CINEMA. Festa Internazionale di Roma 2007 - "No smoking", di Anurag Kashyap
Cinema modaiolo e griffato quello di Anurag Kashyap, appesantito da una lunghezza atroce e da una colonna sonora troppo invasiva. Ma soprattutto un cinema che nasconde, dietro ad una caotica sceneggiatura e al corpo plastificato e sempre presente del protagonista, un vuoto espressivo mascherato da stile.
Cinema modaiolo e griffato quello di Anurag Kashyap, desideroso di mostrare l’India più consumistica e glamour, copia con qualche sfumatura esotica della nostra società. E allora quale problema (ed è uno dei più paradossali del consumismo moderno) poteva affliggere il protagonista della storia se non quello della dipendenza dalla nicotina?
K (John Abraham) ha una sigaretta perennemente incollata al labbro. Il suo atteggiamento e il suo aspetto sono preoccupanti, perché terribilmente simili a quelli di molti parassiti palestrati dei palinsesti nostrani. John Abraham è un corpo da pubblicità, che non perde occasione di mostrare i propri addominali scolpiti o il fascino del suo sguardo quando non è nascosto da un paio di occhiali. Ma è pur sempre il protagonista di una storia, con degli obblighi recitativi e narrativi che lo dovrebbero inserire all’interno del tessuto filmico e invece ogni volta finisce per appiattirsi nella sua stessa immagine, icona di un cinema plastificato, composto da fotogrammi che sembrano usciti fuori da un servizio di moda.

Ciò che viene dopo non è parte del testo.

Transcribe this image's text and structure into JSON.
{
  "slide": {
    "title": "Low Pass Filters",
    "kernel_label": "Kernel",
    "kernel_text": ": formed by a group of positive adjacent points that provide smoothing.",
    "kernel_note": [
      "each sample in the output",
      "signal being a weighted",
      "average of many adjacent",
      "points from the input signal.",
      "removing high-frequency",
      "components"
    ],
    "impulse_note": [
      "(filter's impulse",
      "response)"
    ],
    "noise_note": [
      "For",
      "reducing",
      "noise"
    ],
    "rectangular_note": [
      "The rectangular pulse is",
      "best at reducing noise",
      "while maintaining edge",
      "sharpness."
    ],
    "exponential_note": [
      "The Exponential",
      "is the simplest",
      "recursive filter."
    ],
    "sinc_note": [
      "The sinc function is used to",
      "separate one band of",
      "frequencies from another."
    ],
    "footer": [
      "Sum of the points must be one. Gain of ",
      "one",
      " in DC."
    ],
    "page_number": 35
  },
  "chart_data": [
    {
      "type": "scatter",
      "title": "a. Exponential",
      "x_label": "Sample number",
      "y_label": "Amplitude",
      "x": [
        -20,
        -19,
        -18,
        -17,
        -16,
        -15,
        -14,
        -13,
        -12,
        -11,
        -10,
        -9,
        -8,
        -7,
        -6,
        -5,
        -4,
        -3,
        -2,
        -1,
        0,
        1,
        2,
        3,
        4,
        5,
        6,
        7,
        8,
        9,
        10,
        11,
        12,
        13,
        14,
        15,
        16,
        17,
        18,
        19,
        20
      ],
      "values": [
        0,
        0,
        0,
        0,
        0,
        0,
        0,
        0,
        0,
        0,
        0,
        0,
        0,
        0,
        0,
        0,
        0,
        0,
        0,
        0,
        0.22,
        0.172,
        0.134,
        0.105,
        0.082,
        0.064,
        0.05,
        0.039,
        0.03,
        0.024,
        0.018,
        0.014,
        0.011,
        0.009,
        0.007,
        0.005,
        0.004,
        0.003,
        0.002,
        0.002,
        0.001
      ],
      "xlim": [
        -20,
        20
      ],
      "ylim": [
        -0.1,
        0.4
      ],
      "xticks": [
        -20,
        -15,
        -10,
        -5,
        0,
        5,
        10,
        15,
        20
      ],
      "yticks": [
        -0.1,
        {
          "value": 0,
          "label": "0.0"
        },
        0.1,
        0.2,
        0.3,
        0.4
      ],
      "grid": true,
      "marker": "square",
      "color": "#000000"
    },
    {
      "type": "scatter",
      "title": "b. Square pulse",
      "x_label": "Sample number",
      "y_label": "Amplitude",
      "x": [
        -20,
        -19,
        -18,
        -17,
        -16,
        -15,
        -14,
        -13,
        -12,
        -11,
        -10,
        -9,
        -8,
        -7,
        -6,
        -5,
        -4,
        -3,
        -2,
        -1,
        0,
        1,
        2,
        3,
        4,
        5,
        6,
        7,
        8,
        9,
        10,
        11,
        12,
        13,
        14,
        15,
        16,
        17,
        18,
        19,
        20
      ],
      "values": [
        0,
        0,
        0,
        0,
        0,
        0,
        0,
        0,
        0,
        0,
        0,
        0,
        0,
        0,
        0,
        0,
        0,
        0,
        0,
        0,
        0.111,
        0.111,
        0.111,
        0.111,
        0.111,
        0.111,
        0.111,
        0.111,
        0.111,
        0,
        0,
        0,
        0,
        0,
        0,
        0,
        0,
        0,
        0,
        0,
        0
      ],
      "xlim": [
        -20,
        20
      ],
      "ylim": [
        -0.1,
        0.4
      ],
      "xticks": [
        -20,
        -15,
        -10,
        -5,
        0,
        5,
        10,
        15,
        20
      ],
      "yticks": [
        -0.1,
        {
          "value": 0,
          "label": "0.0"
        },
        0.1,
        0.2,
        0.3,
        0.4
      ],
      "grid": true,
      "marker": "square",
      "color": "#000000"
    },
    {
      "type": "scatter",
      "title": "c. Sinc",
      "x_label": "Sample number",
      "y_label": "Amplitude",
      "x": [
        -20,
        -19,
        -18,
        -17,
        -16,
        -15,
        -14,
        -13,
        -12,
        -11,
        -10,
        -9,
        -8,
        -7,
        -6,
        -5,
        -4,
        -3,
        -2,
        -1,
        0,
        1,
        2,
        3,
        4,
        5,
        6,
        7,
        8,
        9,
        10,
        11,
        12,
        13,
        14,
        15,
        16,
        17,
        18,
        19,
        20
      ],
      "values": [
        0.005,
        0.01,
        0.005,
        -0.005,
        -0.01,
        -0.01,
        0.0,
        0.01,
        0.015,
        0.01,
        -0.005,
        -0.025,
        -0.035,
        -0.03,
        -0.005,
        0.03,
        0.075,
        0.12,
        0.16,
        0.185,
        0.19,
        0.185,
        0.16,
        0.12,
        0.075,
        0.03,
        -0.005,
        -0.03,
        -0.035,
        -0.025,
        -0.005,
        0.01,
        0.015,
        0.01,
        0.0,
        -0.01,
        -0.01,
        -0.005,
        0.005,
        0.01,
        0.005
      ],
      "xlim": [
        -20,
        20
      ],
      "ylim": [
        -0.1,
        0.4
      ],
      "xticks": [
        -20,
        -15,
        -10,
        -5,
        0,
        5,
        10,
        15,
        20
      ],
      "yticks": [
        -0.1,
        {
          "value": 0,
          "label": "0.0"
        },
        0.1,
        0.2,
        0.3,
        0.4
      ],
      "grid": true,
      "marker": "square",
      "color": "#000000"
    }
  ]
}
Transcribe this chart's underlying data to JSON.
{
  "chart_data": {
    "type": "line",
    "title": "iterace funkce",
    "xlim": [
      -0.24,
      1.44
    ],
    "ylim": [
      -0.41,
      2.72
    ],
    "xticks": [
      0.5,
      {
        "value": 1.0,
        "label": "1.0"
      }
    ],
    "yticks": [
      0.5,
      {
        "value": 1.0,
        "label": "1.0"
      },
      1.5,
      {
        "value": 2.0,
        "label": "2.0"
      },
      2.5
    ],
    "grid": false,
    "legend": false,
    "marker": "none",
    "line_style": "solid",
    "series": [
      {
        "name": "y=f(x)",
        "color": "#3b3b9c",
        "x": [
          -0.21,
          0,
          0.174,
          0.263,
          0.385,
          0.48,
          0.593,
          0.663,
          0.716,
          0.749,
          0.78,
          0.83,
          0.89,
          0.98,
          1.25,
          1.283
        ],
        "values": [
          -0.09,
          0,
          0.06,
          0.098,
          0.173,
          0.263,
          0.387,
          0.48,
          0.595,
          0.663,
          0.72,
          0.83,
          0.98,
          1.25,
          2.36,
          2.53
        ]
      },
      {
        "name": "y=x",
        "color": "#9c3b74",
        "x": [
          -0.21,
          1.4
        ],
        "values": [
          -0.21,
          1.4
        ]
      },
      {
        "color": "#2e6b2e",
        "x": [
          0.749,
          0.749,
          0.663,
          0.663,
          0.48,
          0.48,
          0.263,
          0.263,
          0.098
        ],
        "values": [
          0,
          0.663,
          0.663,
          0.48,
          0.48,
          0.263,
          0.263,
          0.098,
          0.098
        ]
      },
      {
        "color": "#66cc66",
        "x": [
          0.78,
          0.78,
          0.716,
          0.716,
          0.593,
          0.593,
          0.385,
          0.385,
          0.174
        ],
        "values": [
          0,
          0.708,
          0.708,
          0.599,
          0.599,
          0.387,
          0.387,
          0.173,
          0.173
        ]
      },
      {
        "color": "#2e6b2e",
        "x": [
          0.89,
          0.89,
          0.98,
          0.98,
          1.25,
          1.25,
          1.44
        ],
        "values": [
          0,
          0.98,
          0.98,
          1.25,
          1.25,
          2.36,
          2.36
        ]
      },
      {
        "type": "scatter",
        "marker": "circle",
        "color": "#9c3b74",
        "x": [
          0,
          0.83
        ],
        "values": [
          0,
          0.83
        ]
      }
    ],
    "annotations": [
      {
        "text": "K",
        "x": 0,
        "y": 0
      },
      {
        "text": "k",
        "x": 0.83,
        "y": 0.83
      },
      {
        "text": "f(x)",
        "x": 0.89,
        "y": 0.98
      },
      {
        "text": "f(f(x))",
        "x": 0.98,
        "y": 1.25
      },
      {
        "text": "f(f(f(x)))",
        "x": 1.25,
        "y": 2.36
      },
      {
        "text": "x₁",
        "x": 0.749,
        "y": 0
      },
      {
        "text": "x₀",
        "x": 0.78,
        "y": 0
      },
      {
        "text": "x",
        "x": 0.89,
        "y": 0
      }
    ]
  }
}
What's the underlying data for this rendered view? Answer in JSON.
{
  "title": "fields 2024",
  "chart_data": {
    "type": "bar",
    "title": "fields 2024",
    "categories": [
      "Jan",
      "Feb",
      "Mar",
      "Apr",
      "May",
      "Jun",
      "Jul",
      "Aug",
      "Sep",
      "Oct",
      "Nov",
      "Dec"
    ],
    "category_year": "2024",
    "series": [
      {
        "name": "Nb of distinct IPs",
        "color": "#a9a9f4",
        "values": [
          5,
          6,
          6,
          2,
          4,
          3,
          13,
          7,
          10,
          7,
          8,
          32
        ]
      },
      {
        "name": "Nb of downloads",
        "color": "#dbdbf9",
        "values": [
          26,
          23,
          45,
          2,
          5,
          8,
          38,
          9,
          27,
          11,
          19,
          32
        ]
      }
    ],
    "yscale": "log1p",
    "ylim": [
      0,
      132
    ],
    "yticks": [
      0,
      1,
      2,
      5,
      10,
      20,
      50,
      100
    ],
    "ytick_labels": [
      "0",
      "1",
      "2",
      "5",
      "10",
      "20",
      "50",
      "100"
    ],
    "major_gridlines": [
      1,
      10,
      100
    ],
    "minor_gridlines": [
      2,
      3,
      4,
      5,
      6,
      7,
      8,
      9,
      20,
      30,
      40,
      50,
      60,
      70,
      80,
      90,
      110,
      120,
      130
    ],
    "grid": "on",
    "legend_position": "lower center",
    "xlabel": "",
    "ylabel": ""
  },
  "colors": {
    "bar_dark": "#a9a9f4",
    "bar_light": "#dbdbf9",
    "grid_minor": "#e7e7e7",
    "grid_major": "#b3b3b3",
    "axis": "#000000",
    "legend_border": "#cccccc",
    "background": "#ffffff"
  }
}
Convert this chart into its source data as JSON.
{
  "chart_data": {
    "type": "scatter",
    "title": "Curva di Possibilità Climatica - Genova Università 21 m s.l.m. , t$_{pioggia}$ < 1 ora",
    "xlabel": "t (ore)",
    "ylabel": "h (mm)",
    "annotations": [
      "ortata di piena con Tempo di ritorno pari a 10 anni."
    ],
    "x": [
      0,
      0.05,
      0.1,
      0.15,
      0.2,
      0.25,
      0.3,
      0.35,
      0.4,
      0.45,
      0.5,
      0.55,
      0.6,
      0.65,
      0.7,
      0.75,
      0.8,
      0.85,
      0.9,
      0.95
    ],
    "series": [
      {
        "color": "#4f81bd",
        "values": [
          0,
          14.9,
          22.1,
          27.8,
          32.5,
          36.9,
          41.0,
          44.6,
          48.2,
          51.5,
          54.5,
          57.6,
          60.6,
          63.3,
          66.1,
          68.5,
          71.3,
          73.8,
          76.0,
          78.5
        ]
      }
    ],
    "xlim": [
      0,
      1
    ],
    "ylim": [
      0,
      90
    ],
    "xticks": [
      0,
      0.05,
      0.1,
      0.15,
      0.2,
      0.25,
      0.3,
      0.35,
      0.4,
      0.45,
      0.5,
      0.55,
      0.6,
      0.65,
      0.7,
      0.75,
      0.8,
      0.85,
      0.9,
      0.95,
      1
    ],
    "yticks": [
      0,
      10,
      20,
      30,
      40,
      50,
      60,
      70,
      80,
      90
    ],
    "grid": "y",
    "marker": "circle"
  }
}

La storia si evolve. K viene coinvolto da un amico nel tentativo di smettere di fumare. E allora si rivolge ad una società che si occupa proprio di questo. Purtroppo le modalità da seguire per perdere il vizio non sono molto ortodosse e K lo imparerà a proprie spese. Da questo momento in poi il film diventa una specie di delirio onirico sulla falsa riga di Apri gli occhi di Amenàbar, ma le scelte narrative sembrano più semplicemente dettate da una sceneggiature caotica che dalla voglia di costruire una storia stratificata e ambigua. Il continuo passare da presunti stati di veglia ad angosciose atmosfere claustrofobiche ed infernali elimina anche qualsiasi pretesto di ricerca di una causalità narrativa, imponendo un modo di fare cinema narcisistico e glamour, lontano da qualsiasi logica, che all’immagine concede al massimo la possibilità di essere superficie di vuoto intrattenimento e negandole qualsiasi fuga visionaria o capacità espressiva.
L’eccessiva lunghezza della pellicola contribuisce poi a rendere soporifera quanto basta la visione e le continue aperture musicali (tipiche di tanto cinema di Bollywood) appesantiscono ancora di più un ritmo che perde colpi ad ogni momento, ingolfandosi e poi cercando disperatamente di ripartire ma continuando sempre e comunque a fare fumo, tanto fumo, come quello delle centinaia di sigarette accese dal protagonista.